Firstly, the dung itself. Goat dung is formed in dry pellets and much easier to move than other dungs. Cow and pig dung is a lot wetter and harder to handle. It is also much less sticky and rolls rather than sticks so is again easier to move. Bird manure, especially duck, is terrible stuff – its adhesive properties would give superglue a run for its money. A final advantage is that it doesn’t stink. Many types of dung smell strongly, goat manure does not. There is a warm, goaty smell when working in the shed but it is not at all unpleasant.
Secondly, the job itself has a number of advantages. It is physical but not excessively so. On a cold day the work will keep you warm and on a wet day a large part of the task is done indoors so it can be better than other, wetter and colder, jobs around the smallholding. You know where you are when you ae shifting dung; the whole job is alike a visual progress bar, each square meter of concrete floor that becomes visible tells you how much you have done, and you can easily see how much more there is to do. If you are lucky to have young kids about, they can also “help” by jumping on your barrow or running across your path.
Although the work demands physical labour it is not mentally taxing and this, allied with the gentle environment, makes it ideal for listening to the radio or a podcase. A good drama can make this task fly by, but recently I have found the treasure trove of David Cayley’s programmes for the Ideas series he made for the Canadian Broadcasting Corporation. These are excellent discussions and this time I had found one of the last interviews with the economist and philosopher Leopold Kohr. He had made this not long before his death. He was old and almost completely deaf by this time but his warmth and wit were still clearly evident.
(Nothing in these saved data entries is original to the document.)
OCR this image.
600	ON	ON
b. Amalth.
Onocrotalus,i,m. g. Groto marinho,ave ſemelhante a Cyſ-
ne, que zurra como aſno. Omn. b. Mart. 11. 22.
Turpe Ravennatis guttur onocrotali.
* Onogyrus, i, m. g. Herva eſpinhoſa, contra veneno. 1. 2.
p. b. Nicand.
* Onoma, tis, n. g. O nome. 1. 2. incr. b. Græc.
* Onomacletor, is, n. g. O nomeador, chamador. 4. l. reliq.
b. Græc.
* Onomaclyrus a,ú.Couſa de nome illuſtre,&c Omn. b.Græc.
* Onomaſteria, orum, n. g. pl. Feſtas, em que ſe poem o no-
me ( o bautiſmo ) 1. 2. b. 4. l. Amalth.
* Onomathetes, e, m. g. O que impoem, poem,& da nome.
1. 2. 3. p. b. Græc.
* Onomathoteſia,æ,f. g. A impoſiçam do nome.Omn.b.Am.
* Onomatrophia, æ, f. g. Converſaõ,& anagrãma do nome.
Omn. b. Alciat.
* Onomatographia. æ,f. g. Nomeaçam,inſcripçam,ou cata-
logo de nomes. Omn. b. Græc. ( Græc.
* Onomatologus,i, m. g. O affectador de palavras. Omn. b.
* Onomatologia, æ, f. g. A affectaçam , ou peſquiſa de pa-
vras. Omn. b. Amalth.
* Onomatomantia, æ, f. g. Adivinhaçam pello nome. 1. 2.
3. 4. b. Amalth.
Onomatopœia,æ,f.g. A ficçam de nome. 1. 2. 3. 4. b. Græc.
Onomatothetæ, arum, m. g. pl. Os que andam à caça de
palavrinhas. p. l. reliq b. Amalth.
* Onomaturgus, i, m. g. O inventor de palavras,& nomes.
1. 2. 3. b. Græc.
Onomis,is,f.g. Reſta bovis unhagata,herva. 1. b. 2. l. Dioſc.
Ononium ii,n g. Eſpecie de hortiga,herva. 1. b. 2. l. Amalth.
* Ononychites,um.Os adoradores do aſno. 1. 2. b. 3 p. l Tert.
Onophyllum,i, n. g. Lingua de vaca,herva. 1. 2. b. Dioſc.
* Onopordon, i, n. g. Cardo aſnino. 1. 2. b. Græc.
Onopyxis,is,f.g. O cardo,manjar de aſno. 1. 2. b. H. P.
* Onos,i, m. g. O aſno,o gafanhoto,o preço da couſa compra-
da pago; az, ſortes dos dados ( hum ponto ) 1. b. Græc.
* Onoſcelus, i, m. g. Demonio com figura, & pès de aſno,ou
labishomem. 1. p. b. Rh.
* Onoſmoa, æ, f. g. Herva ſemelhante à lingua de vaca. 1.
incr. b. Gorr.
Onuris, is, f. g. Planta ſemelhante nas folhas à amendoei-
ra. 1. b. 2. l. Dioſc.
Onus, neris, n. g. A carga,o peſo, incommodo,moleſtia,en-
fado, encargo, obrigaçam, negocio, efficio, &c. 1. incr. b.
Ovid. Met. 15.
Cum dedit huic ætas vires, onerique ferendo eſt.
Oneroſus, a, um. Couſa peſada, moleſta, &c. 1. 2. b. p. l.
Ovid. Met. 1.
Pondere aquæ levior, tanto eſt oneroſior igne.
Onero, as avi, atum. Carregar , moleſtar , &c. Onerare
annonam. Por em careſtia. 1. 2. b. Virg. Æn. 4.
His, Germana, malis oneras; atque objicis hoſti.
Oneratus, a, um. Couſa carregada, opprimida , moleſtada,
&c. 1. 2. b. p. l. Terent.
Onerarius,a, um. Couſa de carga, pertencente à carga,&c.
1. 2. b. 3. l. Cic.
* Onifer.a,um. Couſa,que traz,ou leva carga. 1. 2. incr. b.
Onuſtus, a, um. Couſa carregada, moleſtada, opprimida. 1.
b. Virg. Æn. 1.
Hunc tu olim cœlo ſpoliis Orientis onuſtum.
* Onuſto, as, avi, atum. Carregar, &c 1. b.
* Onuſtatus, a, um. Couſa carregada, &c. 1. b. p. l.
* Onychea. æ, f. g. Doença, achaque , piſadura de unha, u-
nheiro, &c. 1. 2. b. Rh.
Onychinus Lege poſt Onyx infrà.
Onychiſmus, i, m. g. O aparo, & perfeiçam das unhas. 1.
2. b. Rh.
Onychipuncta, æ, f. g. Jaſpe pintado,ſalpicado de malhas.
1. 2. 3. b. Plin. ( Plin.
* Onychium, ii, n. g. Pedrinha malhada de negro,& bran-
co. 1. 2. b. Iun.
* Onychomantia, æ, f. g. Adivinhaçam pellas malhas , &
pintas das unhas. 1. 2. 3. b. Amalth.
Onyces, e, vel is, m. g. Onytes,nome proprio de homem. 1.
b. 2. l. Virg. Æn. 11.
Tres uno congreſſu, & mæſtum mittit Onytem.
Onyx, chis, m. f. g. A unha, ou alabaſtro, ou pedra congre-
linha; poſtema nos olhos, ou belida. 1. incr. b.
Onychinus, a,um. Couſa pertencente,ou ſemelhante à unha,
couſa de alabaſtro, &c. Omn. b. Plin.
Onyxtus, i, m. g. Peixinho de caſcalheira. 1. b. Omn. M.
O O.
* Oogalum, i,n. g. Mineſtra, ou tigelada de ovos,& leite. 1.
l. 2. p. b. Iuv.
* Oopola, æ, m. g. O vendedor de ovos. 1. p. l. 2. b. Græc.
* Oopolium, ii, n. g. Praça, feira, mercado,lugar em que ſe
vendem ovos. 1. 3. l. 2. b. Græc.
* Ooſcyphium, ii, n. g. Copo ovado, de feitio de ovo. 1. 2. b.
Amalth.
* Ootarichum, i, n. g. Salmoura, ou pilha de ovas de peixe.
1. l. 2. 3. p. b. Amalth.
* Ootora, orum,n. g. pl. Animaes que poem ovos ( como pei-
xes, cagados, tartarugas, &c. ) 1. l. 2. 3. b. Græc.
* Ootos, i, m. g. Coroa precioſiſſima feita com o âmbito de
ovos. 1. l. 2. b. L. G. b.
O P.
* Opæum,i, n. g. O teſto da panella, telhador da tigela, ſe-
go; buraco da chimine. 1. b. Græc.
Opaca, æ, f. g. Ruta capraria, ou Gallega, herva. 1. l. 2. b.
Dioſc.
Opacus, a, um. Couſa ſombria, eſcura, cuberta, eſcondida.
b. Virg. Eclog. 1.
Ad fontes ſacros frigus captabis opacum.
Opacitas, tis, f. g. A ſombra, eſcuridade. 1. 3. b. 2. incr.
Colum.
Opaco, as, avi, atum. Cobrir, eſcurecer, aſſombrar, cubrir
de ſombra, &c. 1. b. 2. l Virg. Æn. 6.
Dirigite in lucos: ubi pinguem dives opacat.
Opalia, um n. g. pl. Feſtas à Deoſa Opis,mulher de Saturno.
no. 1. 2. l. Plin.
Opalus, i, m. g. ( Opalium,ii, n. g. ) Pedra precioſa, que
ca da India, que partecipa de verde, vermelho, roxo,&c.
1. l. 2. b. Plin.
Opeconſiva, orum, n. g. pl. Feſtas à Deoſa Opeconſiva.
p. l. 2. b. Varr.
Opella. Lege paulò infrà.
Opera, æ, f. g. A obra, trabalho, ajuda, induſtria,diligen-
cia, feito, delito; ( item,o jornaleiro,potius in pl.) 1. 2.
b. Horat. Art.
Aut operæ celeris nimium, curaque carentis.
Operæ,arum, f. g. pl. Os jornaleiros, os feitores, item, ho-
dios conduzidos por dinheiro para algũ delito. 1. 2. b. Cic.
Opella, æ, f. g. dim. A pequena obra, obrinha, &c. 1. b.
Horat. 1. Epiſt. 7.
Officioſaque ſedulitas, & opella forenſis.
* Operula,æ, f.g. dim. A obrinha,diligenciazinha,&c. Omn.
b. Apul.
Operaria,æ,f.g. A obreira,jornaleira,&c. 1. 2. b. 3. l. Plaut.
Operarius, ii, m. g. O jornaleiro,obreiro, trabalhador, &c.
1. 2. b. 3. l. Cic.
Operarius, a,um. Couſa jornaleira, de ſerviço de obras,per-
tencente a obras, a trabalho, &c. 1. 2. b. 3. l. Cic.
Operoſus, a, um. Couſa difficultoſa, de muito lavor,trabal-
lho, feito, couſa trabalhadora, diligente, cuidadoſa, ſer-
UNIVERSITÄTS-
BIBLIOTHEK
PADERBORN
He is, rather than Schumacher, the author of the phrase “Small is beautiful” and it was interesting to hear how chance played such an important part in his life and to hear him describe his ideas on the importance of scale and size for human society.
One such lucky chance was that Gwynfor Evans, the leader of the Welsh Nationalist Plaid Cymru, party had read the excoriating review of Kohr’s book in the Observer. He felt that any book that an “English” newspaper hated this much must be worth reading and made contact with Kohr. This contact led to him being appointed to a Welsh University post, despite not speaking any Welsh, and living in Aberystwyth. Kohr and Schumacher’s ideas about the dangers of large-scale organisations has proven a valuable way to look at the nationalism of small countries such as Wales and Scotland. These ideas were important in their early political development. It is not a danger that these countries are too small to go it on their own, as is often proposed, it is precisely because they are small that they might succeed. Their smallness could help them become better places to live and trying to create better places to live is what should be at the heart of all political action.
When I lived in Scotland I latterly voted for the SNP and while in Wales I have looked to vote for Plaid Cymru. I have to admit that some of this was purely opportunistic. While in Scotland, I was looking for some way to avoid the rampant individualism of Thatcherism and hoped that a smaller independent Scotland might tack to kinder more communitarian values. Similarly in Wales, I hoped that drawing back power from a remote political bureaucracy would make it closer to the people and more responsive and engaging. I saw this as a way to reduce scale and, as a consequence, counter the ever increasing alienation of the populace from the government.
Unfortunately, it seems that many in Plaid Cymru and the SNP have not read, or have forgotten, Leopold Kohr’s work. Or possibly now many are just being opportunistic, like I was, but in a different manner. I fear many now vote for these parties as a way to undo the effects of Brexit. They see break away from the United Kingdom, not as a way to create small independent states, but as an escape route back into the bosom of the large European Union. This may suit those in these parties as they see it as an easily usable fault line in the British body politic, and those politicians will have as much, if not more, power in the European setting. It will not reduce things down to a more human scale, it will not promote more local cultures, and will not bring power closer to the citizen either geographically or in terms of accountability.
Listening to the podcast and realising that the UK nationalist parties have thrown away their Raison d’Être in the pursuit of power suddenly everything seemed to gel. Politics at the moment – It really is all a pile of manure!